Er nickte und lächelte und lächelte und nickte eine ziemlich lange Zeit, ehe er sagte:»Sie brauchen sich nicht zu bedanken. Der Hund kostet zwanzig Dollar. Sie ist ein halbes Jahr alt. Ich habe sie großgefüttert, zwanzig Dollar sind dafür nicht zu viel gerechnet. Das Holz ist umsonst. Es hat mich gar nichts gekostet, und den Transport schenke ich Ihnen.«
Ich sagte, daß ich lieber für das Holz zahlen würde, daß ich aber den Hund nicht mitnehmen wolle; ich könne hundertprozentig keinen Hund brauchen; ich hätte nie in meinem Leben ein Haustier gehabt; ein Hund hätte es bei mir sicher nicht gut. Er starrte mir unverfroren ins Gesicht. Auch der Bub und die Frau schauten mich unentwegt an, aber nicht neugierig wie der Mann, nicht einmal interessiert, eher, wie man einen Gegenstand ansieht, der einem den Blick verstellt und weiter nichts. Mit keinem Wort, keinem Wink hatte er bisher auf die beiden hingewiesen. Die Frau gab den Zigarettenstummel an den Buben weiter, der zog kurz daran, ließ ihn fallen und trat darauf, übertrieben fest, als wäre ihm das eingeschärft worden. Die Frau hob ihre Seite, wühlte aus ihrer Hosentasche eine neue Zigarette, glättete sie, leckte sie ab und zündete sie an der langen, fauchenden Flamme aus einem Feuerzeug an.

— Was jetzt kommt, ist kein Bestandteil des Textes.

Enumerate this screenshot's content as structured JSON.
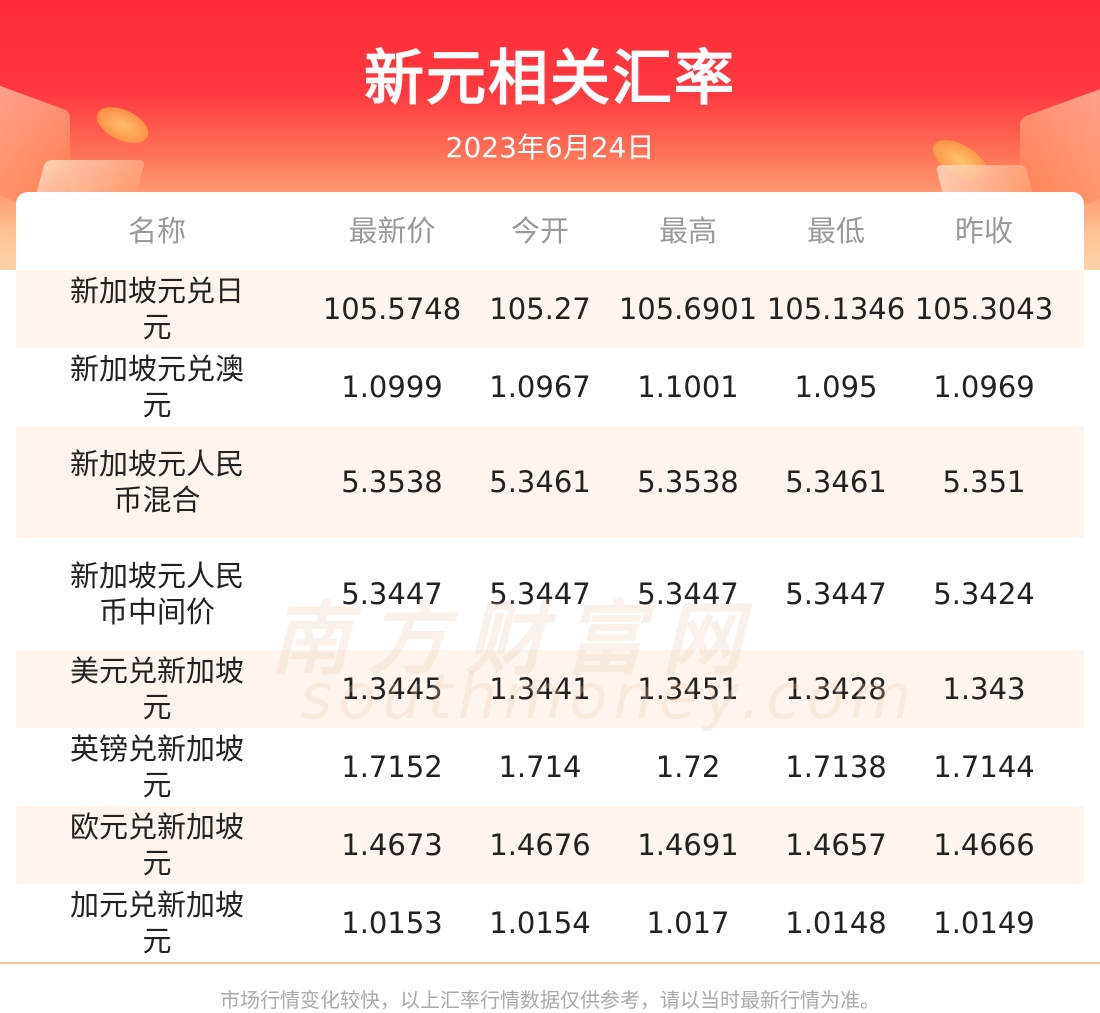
{
  "header": {
    "title": "新元相关汇率",
    "date": "2023年6月24日"
  },
  "table": {
    "columns": [
      "名称",
      "最新价",
      "今开",
      "最高",
      "最低",
      "昨收"
    ],
    "rows": [
      [
        "新加坡元兑日元",
        "105.5748",
        "105.27",
        "105.6901",
        "105.1346",
        "105.3043"
      ],
      [
        "新加坡元兑澳元",
        "1.0999",
        "1.0967",
        "1.1001",
        "1.095",
        "1.0969"
      ],
      [
        "新加坡元人民币混合",
        "5.3538",
        "5.3461",
        "5.3538",
        "5.3461",
        "5.351"
      ],
      [
        "新加坡元人民币中间价",
        "5.3447",
        "5.3447",
        "5.3447",
        "5.3447",
        "5.3424"
      ],
      [
        "美元兑新加坡元",
        "1.3445",
        "1.3441",
        "1.3451",
        "1.3428",
        "1.343"
      ],
      [
        "英镑兑新加坡元",
        "1.7152",
        "1.714",
        "1.72",
        "1.7138",
        "1.7144"
      ],
      [
        "欧元兑新加坡元",
        "1.4673",
        "1.4676",
        "1.4691",
        "1.4657",
        "1.4666"
      ],
      [
        "加元兑新加坡元",
        "1.0153",
        "1.0154",
        "1.017",
        "1.0148",
        "1.0149"
      ]
    ]
  },
  "watermark": {
    "cn": "南方财富网",
    "en": "southmoney.com"
  },
  "footer": {
    "disclaimer": "市场行情变化较快，以上汇率行情数据仅供参考，请以当时最新行情为准。"
  },
  "colors": {
    "banner_red": "#ff2b36",
    "row_alt": "#fef6ee",
    "divider": "#fbc79a"
  }
}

«Die Äxte und die Säge und das andere hole ich ab, wenn Sie mit Ihrer Arbeit fertig sind«, sagte Tadeusz Zukrowski.»Dann können wir meinetwegen abrechnen, wenn Sie unbedingt wollen. Ich überlege in der Zwischenzeit, was das Holz wert ist.«
Er band den Hund vom Tischbein los, hob ihn hoch und ging mit ihm hinaus in den Sturm. Ich nickte der Frau und dem Buben zu, was abermals nicht erwidert wurde, und folgte ihm nach. Er öffnete die Hecktür zu meinem Toyota und warf den Hund hinein.
«Ich kann es ja mit ihm probieren«, sagte ich schwach; der Sturm war zu laut, als daß Tadeusz Zukrowski es hätte hören können. Es erschien mir sinnlos, mit diesem Mann zu debattieren, und ich wünschte mich so schnell wie möglich fort von hier.
«Sie heißt Suka«, schrie er mir ins Ohr.»Das ist polnisch und heißt Wölfin. Aber sie ist keine Wölfin. Sie ist ein normaler, braver, guter Hund. Wenn ich nach einer Woche komme, um ihn mir wiederzuholen, werden Sie mich erschießen wollen.«
Auf der Fahrt zurück nach Hause verhielt sich Suka hinten im Verschlag des Jeeps völlig ruhig. Im Rückspiegel sah ich sie breitbeinig dastehen und die Unruhen des Blizzards und der Straße mit Schulter und Hinterteil ausbalancieren; den Kopf hatte sie erhoben — was kann der Mensch im Gesicht eines Tieres schon lesen? Angst sah ich in ihrem Gesicht auf jeden Fall nicht, auch keine Spur von Gereiztheit, aber auch keine Unterwürfigkeit. Als ich zu Hause die Hecktür öffnete, sprang sie heraus und stellte sich neben mich, meine Beine als Windschutz nutzend.
«Also, komm, Suka«, sagte ich und stieg die Veranda hinauf.